4.5. Immunocytochemistry (ICC)

The established NSCs were stained using antibodies against Nestin, Sox2, Pax6, and Musashi, which are markers of NSCs. For immunocytochemistry, cells were fixed with 4% paraformaldehyde (PFA) at 4 °C for 20 min. After washing with phosphate-buffered saline (PBS, Welgene), they were incubated in PBS containing 3% bovine serum albumin (BSA, Gibco) and 0.3% Triton X-100 (Sigma) at room temperature (24 °C, RT) for 45 min.
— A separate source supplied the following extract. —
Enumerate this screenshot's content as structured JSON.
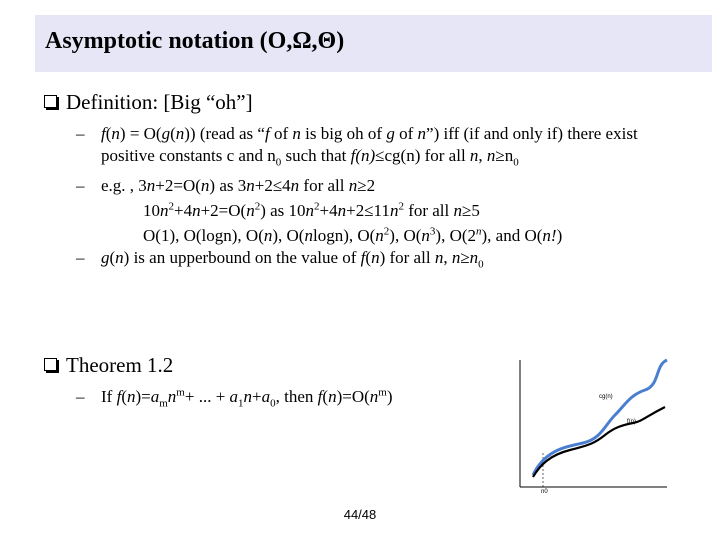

The primary antibody used was anti-Nestin (Nestin; monoclonal, 1:500, Millipore), anti-Sox2 (Sox2; polyclonal, 1:500, Millipore), anti-Musashi-1 (Musashi-1; polyclonal, 1:500, Millipore), and anti-Pax6 (Pax6; monoclonal, 1:500, Abcam). For verification, a secondary antibody labeled with a fluorescent material (Alexa Fluor 488 or 568; molecular probes, Eugene, OR, USA) was used according to the manufacturer’s instructions. DAPI is a fluorescent dye that binds to the adenine-thymine-rich region of DNA, and is a marker that indicates the position of the nucleus by nuclear staining. DAPI was diluted 1000:1 in wash buffer (0.3% Triton-X 100, Sigma), and DAPI staining was performed to confirm the location of the nucleus.